Il nuovo impianto regolamentare si basa su un doppio livello di controllo: da un lato un vincolo collettivo legato al bilancio complessivo della società, dall’altro un tetto individuale sugli ingaggi dei singoli calciatori.
Sul piano collettivo, non viene introdotta una cifra fissa uguale per tutti, ma un meccanismo proporzionale al fatturato del club. In particolare, la spesa per gli stipendi non potrà superare il 50 per cento del cosiddetto “valore della produzione”, cioè l’insieme di ricavi da biglietteria, sponsor, diritti televisivi e plusvalenze effettivamente realizzate. In termini concreti, una società che incassa 1 milione di euro potrà destinare al monte ingaggi al massimo 500 mila euro. Il sistema è inoltre destinato a diventare ancora più restrittivo, con una riduzione progressiva della soglia fino al 45 per cento nella stagione 2027-28. Nel calcolo rientrano tutte le componenti retributive individuali, compresi bonus, premi e diritti d’immagine, mentre vengono esclusi i premi collettivi legati a risultati straordinari, come la promozione.

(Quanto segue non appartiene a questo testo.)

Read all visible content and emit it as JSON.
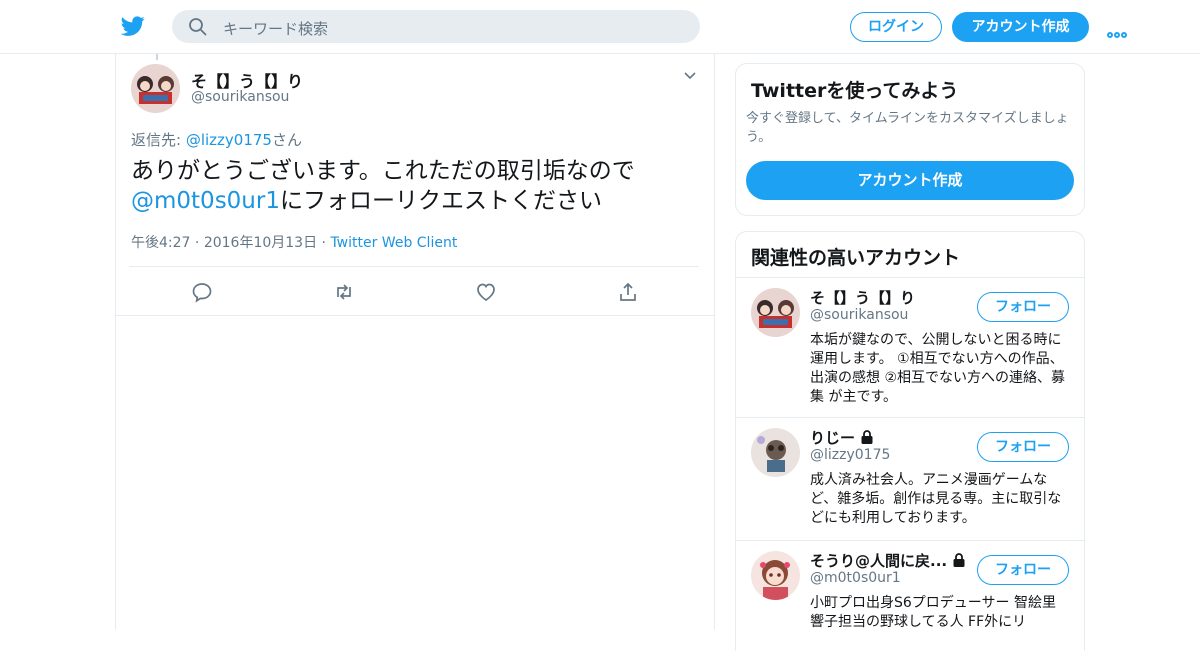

Accanto a questo vincolo generale, viene introdotto anche un tetto individuale pensato per evitare contratti sproporzionati rispetto al livello della categoria. Ogni calciatore non potrà percepire più di 9 mila 500 euro lordi al mese come stipendio fisso, con un massimo di 13 mila 500 euro mensili includendo le componenti variabili. Su base annua, il limite complessivo è fissato a 123 mila euro lordi.I contratti già sottoscritti prima dell’entrata in vigore della norma saranno comunque tutelati attraverso apposite clausole di salvaguardia, evitando effetti retroattivi.
Il sistema prevede anche un apparato di controlli periodici, con verifiche programmate nei mesi di novembre, marzo e maggio. In caso di superamento dei limiti, non sono previste penalizzazioni in classifica, ma sanzioni economiche proporzionali all’eccedenza, comprese tra il 15 e il 20 per cento dello sforamento. Le somme raccolte confluiranno in un fondo dedicato alla cosiddetta Riforma Zola, dal nome dell’ex fuoriclasse Gianfranco Zola che ha promosso questo progetto, destinato al potenziamento dei vivai e dei settori giovanili.
Un esempio concreto, vicino ai nostri lettori, chiarisce bene la portata del cambiamento. Il Livorno, che nella stagione 2025-26 ha sostenuto costi pari a circa 3 milioni 700 mila euro a fronte di ricavi per 2 milioni 500 mila, nella nuova cornice dovrà costruire la stagione 2026-27 partendo da un tetto massimo di 1 milione 250 mila euro destinabili agli stipendi, pari al 50 per cento dei ricavi. Ogni eventuale sforamento di 100 mila euro richiederà inoltre la copertura tramite ulteriori fideiussioni bancarie, con costi aggiuntivi che rendono ancora più stringente la gestione finanziaria. Il monte ingaggi, che oggi si aggira intorno ai 2 milioni 600 mila euro e comprende stipendi, bonus e diritti d’immagine, secondo questa logica dovrà essere ridimensionato, a meno che la società non voglia garantire ulteriori spese con adeguate fideiussioni bancarie.
Nel complesso, al di là dei casi specifici, la riforma appare non solo necessaria, ma finalmente strutturale: rappresenta un intervento che, pur imponendo vincoli severi, sembra andare nella direzione giusta per risanare una categoria spesso trasformata in un vero e proprio punto critico del sistema calcistico italiano.